There isn’t a sales or marketing person working at a big name premium publisher, or a smaller-tier vertical one, who isn’t looking over his shoulder.
There are no saviors.
Mobile ad spending isn’t going to save digital publishing jobs, because mobile advertising is one big lie. Reported mobile click-through rates (CTRs) are hundreds of percentage points higher than desktop. But mobile CTRs aren’t really high. We are, if we think those clicks — or what we now refer to as engagements — are on purpose. I would bet a buck 99.999% of all mobile clicks are accidental — causing consumers greater angst — and are not a reflection of consumers’ increased interest. The mobile pure-play companies are all showing 12 and will draw a king and bust in 2017, dumping more people into the digital publishing unemployment line.
If a pre-roll ad runs on a Web site and no one sticks around to hear it, does it make a sound? Online video isn’t going to save digital publishing jobs, either. Neither will native advertising. These “ads” just remind us how desperate we are — and remind consumers not to trust us.
In the coming months, many more people in the publishing world will be fired than hired. The same thing will happen within ad tech, where the smoke will clear, mirrors will be removed, and the VC faucet will drip.
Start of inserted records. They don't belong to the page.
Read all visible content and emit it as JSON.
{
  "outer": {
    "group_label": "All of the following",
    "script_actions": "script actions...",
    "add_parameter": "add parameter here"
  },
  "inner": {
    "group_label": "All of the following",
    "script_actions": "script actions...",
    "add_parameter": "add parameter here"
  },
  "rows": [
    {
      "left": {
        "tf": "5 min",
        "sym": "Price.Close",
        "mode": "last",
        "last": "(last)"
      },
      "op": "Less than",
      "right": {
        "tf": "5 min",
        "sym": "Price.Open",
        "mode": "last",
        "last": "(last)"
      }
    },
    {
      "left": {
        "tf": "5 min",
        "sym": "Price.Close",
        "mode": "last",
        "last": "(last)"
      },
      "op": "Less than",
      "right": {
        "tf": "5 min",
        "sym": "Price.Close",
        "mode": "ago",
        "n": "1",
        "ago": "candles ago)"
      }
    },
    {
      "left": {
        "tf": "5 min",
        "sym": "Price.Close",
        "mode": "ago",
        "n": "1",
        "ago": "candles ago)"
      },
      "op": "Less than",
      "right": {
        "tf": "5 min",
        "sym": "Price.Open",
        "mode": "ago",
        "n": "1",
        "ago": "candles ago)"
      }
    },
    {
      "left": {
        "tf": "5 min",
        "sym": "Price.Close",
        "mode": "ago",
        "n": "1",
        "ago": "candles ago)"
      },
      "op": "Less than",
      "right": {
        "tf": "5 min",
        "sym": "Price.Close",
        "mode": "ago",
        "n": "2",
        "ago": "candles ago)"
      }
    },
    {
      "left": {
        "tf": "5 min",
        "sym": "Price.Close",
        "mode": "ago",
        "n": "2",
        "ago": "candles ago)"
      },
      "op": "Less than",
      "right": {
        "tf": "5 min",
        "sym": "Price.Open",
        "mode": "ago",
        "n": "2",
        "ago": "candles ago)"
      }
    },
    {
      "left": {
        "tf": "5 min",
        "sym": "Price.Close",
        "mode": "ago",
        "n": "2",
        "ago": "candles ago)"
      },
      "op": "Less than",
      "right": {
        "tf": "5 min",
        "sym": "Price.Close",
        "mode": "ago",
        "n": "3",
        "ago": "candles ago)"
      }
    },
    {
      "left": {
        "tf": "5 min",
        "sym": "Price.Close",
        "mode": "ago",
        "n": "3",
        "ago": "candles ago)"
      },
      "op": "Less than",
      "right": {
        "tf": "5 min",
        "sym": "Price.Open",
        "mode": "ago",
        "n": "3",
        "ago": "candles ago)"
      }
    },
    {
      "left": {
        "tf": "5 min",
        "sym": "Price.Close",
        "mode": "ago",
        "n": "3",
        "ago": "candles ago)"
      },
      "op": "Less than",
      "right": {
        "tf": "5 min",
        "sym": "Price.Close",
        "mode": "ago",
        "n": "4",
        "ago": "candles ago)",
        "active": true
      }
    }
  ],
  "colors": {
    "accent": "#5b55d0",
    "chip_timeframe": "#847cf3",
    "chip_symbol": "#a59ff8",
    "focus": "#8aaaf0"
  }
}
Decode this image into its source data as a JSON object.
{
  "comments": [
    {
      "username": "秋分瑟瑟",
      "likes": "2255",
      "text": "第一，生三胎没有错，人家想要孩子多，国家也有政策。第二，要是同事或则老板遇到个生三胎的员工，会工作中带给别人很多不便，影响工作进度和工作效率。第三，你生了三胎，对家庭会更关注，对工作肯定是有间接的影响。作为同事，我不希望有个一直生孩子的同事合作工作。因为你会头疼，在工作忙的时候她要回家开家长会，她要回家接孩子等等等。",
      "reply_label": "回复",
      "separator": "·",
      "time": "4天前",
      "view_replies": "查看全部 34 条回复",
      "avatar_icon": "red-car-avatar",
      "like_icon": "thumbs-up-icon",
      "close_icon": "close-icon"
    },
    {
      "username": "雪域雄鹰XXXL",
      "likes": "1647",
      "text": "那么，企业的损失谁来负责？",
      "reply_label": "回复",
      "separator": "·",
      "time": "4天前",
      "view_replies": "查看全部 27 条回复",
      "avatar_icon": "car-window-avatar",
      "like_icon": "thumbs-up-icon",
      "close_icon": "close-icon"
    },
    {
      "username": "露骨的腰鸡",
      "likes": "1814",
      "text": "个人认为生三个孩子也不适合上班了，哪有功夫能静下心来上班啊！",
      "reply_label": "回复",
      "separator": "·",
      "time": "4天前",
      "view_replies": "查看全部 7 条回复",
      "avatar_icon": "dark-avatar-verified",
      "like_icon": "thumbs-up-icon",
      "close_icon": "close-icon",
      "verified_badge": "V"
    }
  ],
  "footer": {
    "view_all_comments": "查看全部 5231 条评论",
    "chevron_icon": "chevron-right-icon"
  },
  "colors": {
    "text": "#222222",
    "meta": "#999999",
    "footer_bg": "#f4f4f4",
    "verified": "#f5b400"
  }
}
The scariest part is that the biggest layoffs to hit the digital publishing industry are yet to come.
There will be massive layoffs at Yahoo, now that AOL, Yahoo (and MSN) are operating under Verizon and Tim Armstrong.
Tim will say all the right things now to maximize revenue from those coming to work today, but he knows there’s no reason for a salesperson from Yahoo and AOL, along with the respective account service teams, to handle the same advertiser or ad agency. That’s going to change in 2017, when many more bodies will be out in the cold.
Want more bad news? Facebook employs over 12,600 people. Its stock is flying, as ad dollars (mostly mobile) are flowing. But the thing is, people are getting over Facebook.
I have been completely Facebook-free since May — and feel 100x better than when I gave up gluten for a week. Turns out, visiting Facebook makes people feel bad — and there has been a steady decline in time spent addicted to feeling bad.
In addition to this decline in time spent on FB, the recent P&G announcement that the company will pull back from running targeted ads on Facebook is like hot-dog-eating champion Joey Chestnut announcing he’s now a vegetarian. Advertisers are always the last ones to recognize a party is over, so this day of reckoning at Facebook is still a ways away — but, like winter, it’s coming.
This is all so reminiscent of the dot-com 1.0 bust, but without the flip-flops. (If you lived in San Francisco and were let go from a dot-com, you wore flip-flops as a sign of your misfortune).
The truth no one will ever utter is that beyond search, if digital advertising went away tomorrow, advertisers would shrug and then go spend more money on TV.